In addition to these two gratitude measures, we used five instruments to measure construct validity:

Positive and negative affect was measured using the German version of the Positive and Negative Affect Schedule (PANAS; Watson et al., 1988; Krohne et al., 1996). The PANAS is based on the theory that positive and negative emotional states are not simply bipolar opposites but rather independent measures. It consists of 20 items that measure the general tendencies to experience positive (e.g., “excited”) and negative affect (e.g., “distressed”). Participants had to indicate on a five-point Likert scale (1 = not at all to 5 = extremely) how well each of the adjectives described “how they generally feel.” In previous studies (Krohne et al., 1996) the German scale has shown good values of internal consistency (α = 0.84 to α = 0.86).

Subjective well-being was assessed with the Subjective Happiness Scale (SHS; Lyubomirsky and Lepper, 1999; Bieda et al., 2017). The SHS consists of four items that measure global subjective happiness.
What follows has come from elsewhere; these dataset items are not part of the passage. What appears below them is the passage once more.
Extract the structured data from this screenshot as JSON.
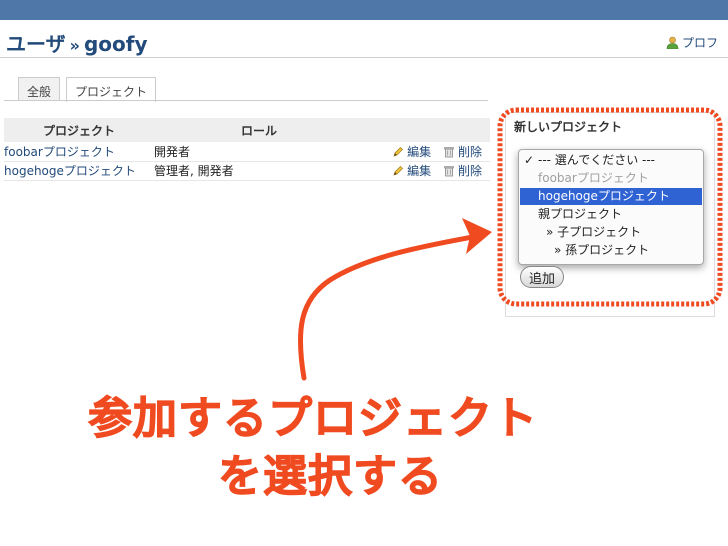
{
  "header": {
    "breadcrumb_parent": "ユーザ",
    "separator": "»",
    "user_name": "goofy",
    "profile_label": "プロフ"
  },
  "tabs": [
    {
      "label": "全般",
      "selected": false
    },
    {
      "label": "プロジェクト",
      "selected": true
    }
  ],
  "memberships": {
    "columns": [
      "プロジェクト",
      "ロール"
    ],
    "rows": [
      {
        "project": "foobarプロジェクト",
        "roles": "開発者",
        "edit": "編集",
        "delete": "削除"
      },
      {
        "project": "hogehogeプロジェクト",
        "roles": "管理者, 開発者",
        "edit": "編集",
        "delete": "削除"
      }
    ]
  },
  "new_project": {
    "title": "新しいプロジェクト",
    "options": [
      {
        "label": "--- 選んでください ---",
        "checked": true,
        "state": "normal"
      },
      {
        "label": "foobarプロジェクト",
        "checked": false,
        "state": "disabled"
      },
      {
        "label": "hogehogeプロジェクト",
        "checked": false,
        "state": "highlighted"
      },
      {
        "label": "親プロジェクト",
        "checked": false,
        "state": "normal"
      },
      {
        "label": "» 子プロジェクト",
        "checked": false,
        "state": "normal"
      },
      {
        "label": "» 孫プロジェクト",
        "checked": false,
        "state": "normal"
      }
    ],
    "add_button": "追加"
  },
  "annotation": {
    "line1": "参加するプロジェクト",
    "line2": "を選択する",
    "color": "#f04a20"
  },
  "colors": {
    "topbar": "#4f78a8",
    "link": "#224a7a",
    "highlight": "#2f63d4"
  }
}
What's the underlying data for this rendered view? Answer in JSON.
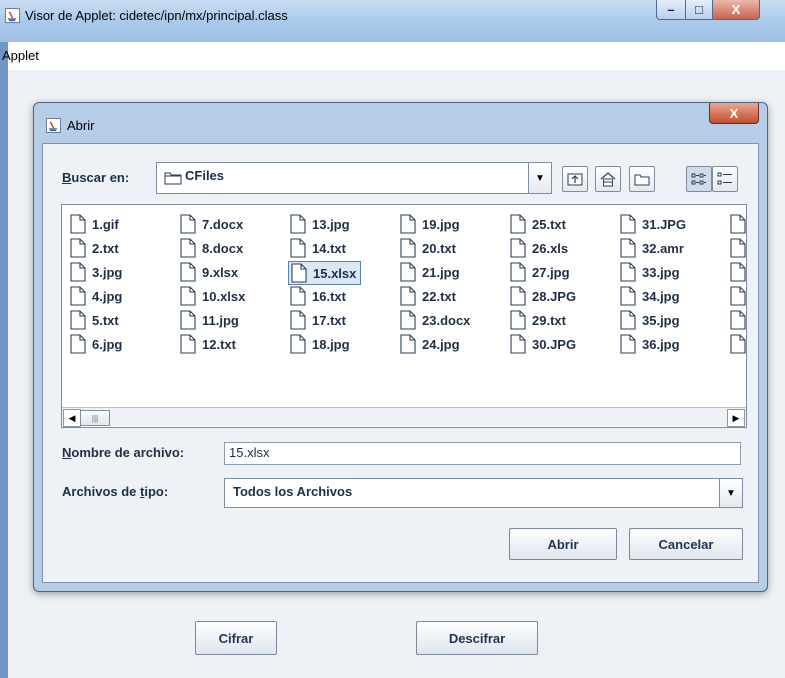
{
  "window": {
    "title": "Visor de Applet: cidetec/ipn/mx/principal.class",
    "controls": {
      "minimize": "–",
      "maximize": "□",
      "close": "X"
    }
  },
  "menubar": {
    "items": [
      "Applet"
    ]
  },
  "applet": {
    "buttons": {
      "encrypt": "Cifrar",
      "decrypt": "Descifrar"
    }
  },
  "dialog": {
    "title": "Abrir",
    "close": "X",
    "look_in": {
      "label_key": "B",
      "label_rest": "uscar en:",
      "value": "CFiles"
    },
    "toolbar_icons": [
      "up-folder-icon",
      "home-icon",
      "new-folder-icon",
      "list-view-icon",
      "details-view-icon"
    ],
    "files": [
      [
        "1.gif",
        "2.txt",
        "3.jpg",
        "4.jpg",
        "5.txt",
        "6.jpg"
      ],
      [
        "7.docx",
        "8.docx",
        "9.xlsx",
        "10.xlsx",
        "11.jpg",
        "12.txt"
      ],
      [
        "13.jpg",
        "14.txt",
        "15.xlsx",
        "16.txt",
        "17.txt",
        "18.jpg"
      ],
      [
        "19.jpg",
        "20.txt",
        "21.jpg",
        "22.txt",
        "23.docx",
        "24.jpg"
      ],
      [
        "25.txt",
        "26.xls",
        "27.jpg",
        "28.JPG",
        "29.txt",
        "30.JPG"
      ],
      [
        "31.JPG",
        "32.amr",
        "33.jpg",
        "34.jpg",
        "35.jpg",
        "36.jpg"
      ]
    ],
    "selected_file": "15.xlsx",
    "file_name": {
      "label_key": "N",
      "label_rest": "ombre de archivo:",
      "value": "15.xlsx"
    },
    "file_type": {
      "label_before": "Archivos de ",
      "label_key": "t",
      "label_after": "ipo:",
      "value": "Todos los Archivos"
    },
    "buttons": {
      "open": "Abrir",
      "cancel": "Cancelar"
    }
  }
}
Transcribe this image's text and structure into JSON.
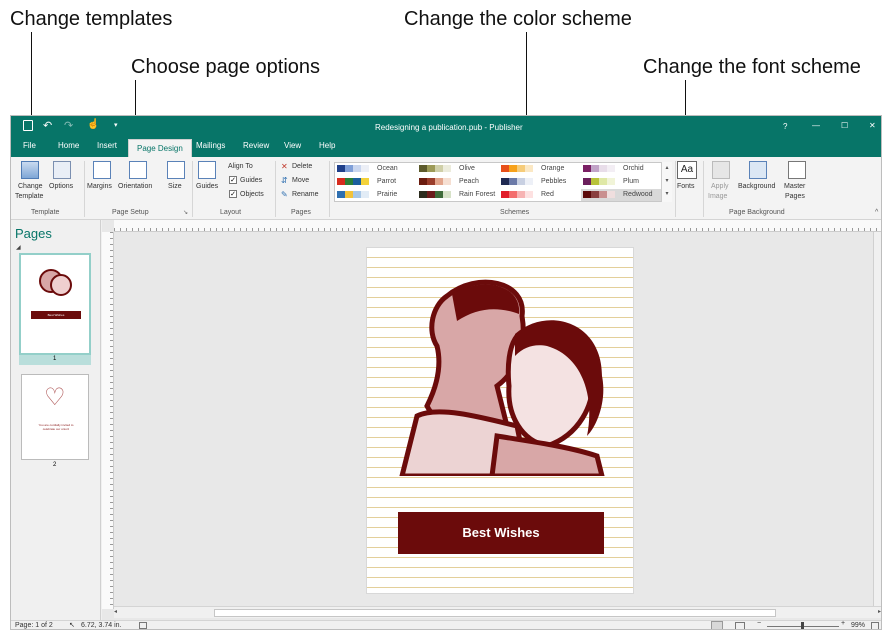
{
  "callouts": {
    "templates": "Change templates",
    "page_options": "Choose page options",
    "color_scheme": "Change the color scheme",
    "font_scheme": "Change the font scheme"
  },
  "window": {
    "title": "Redesigning a publication.pub  -  Publisher",
    "help": "?",
    "minimize": "—",
    "restore": "☐",
    "close": "✕"
  },
  "tabs": [
    "File",
    "Home",
    "Insert",
    "Page Design",
    "Mailings",
    "Review",
    "View",
    "Help"
  ],
  "ribbon": {
    "template": {
      "change": "Change",
      "template": "Template",
      "options": "Options",
      "group": "Template"
    },
    "page_setup": {
      "margins": "Margins",
      "orientation": "Orientation",
      "size": "Size",
      "group": "Page Setup"
    },
    "layout": {
      "guides": "Guides",
      "align_to": "Align To",
      "guides_check": "Guides",
      "objects_check": "Objects",
      "group": "Layout"
    },
    "pages": {
      "delete": "Delete",
      "move": "Move",
      "rename": "Rename",
      "group": "Pages"
    },
    "schemes": {
      "group": "Schemes",
      "items": [
        {
          "name": "Ocean",
          "colors": [
            "#1f3f8a",
            "#7f9fd8",
            "#c9d6ef",
            "#eceff6"
          ]
        },
        {
          "name": "Olive",
          "colors": [
            "#5c5a2b",
            "#9c9a57",
            "#cfcfa8",
            "#ececdc"
          ]
        },
        {
          "name": "Orange",
          "colors": [
            "#e8501a",
            "#f7a21b",
            "#f6cc7a",
            "#fbe8c4"
          ]
        },
        {
          "name": "Orchid",
          "colors": [
            "#7a1f64",
            "#c1a3c7",
            "#e8dde9",
            "#f3eef4"
          ]
        },
        {
          "name": "Parrot",
          "colors": [
            "#d62b1e",
            "#2a7f38",
            "#1c5f9e",
            "#f3d23b"
          ]
        },
        {
          "name": "Peach",
          "colors": [
            "#6b1c0f",
            "#9a3d2b",
            "#e2a58c",
            "#f6dfd2"
          ]
        },
        {
          "name": "Pebbles",
          "colors": [
            "#1f2a52",
            "#6b7aa8",
            "#c8d0e2",
            "#edf0f7"
          ]
        },
        {
          "name": "Plum",
          "colors": [
            "#6b1f5c",
            "#b8c23a",
            "#dfe8a6",
            "#f1f4d8"
          ]
        },
        {
          "name": "Prairie",
          "colors": [
            "#2e6fb0",
            "#f2c23a",
            "#a7c7e7",
            "#e2ecf6"
          ]
        },
        {
          "name": "Rain Forest",
          "colors": [
            "#2c2c1e",
            "#6a1b1b",
            "#3f6b3a",
            "#d7e2c8"
          ]
        },
        {
          "name": "Red",
          "colors": [
            "#e11d2a",
            "#f36d6d",
            "#f7b3b3",
            "#fde1e1"
          ]
        },
        {
          "name": "Redwood",
          "colors": [
            "#5c0b0b",
            "#8a3f3f",
            "#c98f8f",
            "#efdede"
          ]
        }
      ],
      "selected": "Redwood"
    },
    "fonts": {
      "label": "Fonts",
      "icon_text": "Aa"
    },
    "background": {
      "apply": "Apply",
      "image": "Image",
      "background": "Background",
      "master": "Master",
      "pages": "Pages",
      "group": "Page Background"
    }
  },
  "pages_pane": {
    "title": "Pages",
    "page1_num": "1",
    "page2_num": "2",
    "page1_banner": "Best Wishes",
    "page2_text": "You are cordially invited to celebrate our union!"
  },
  "document": {
    "banner": "Best Wishes"
  },
  "status": {
    "page": "Page: 1 of 2",
    "position": "6.72, 3.74 in.",
    "zoom": "99%"
  },
  "colors": {
    "accent": "#077568",
    "banner": "#6b0b0b",
    "illustration_dark": "#6b0b0b",
    "illustration_light": "#d8a7a7"
  }
}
Participants answered on a seven-point Likert scale whose wording of anchor points depended on the question (e.g., “Compared to most of my peers, I consider myself,” 1 = less happy to 7 = more happy). Internal consistency of the German scale was reported to be good with α = 0.87 (Bieda et al., 2017).

In addition, we measured life satisfaction using the German version of the Satisfaction with Life Scale (SWLS; Diener et al., 1985; Glaesmer et al., 2011). The SWLS consist of five items and measures the cognitive component of subjective well-being. Participants indicated agreement with items (e.g., “In most ways my life is close to ideal”) on a seven-point Likert scale (1 = strongly disagree to 7 = strongly agree). The internal consistency of the German scale lies within an excellent level of α = 0.92 (Glaesmer et al., 2011).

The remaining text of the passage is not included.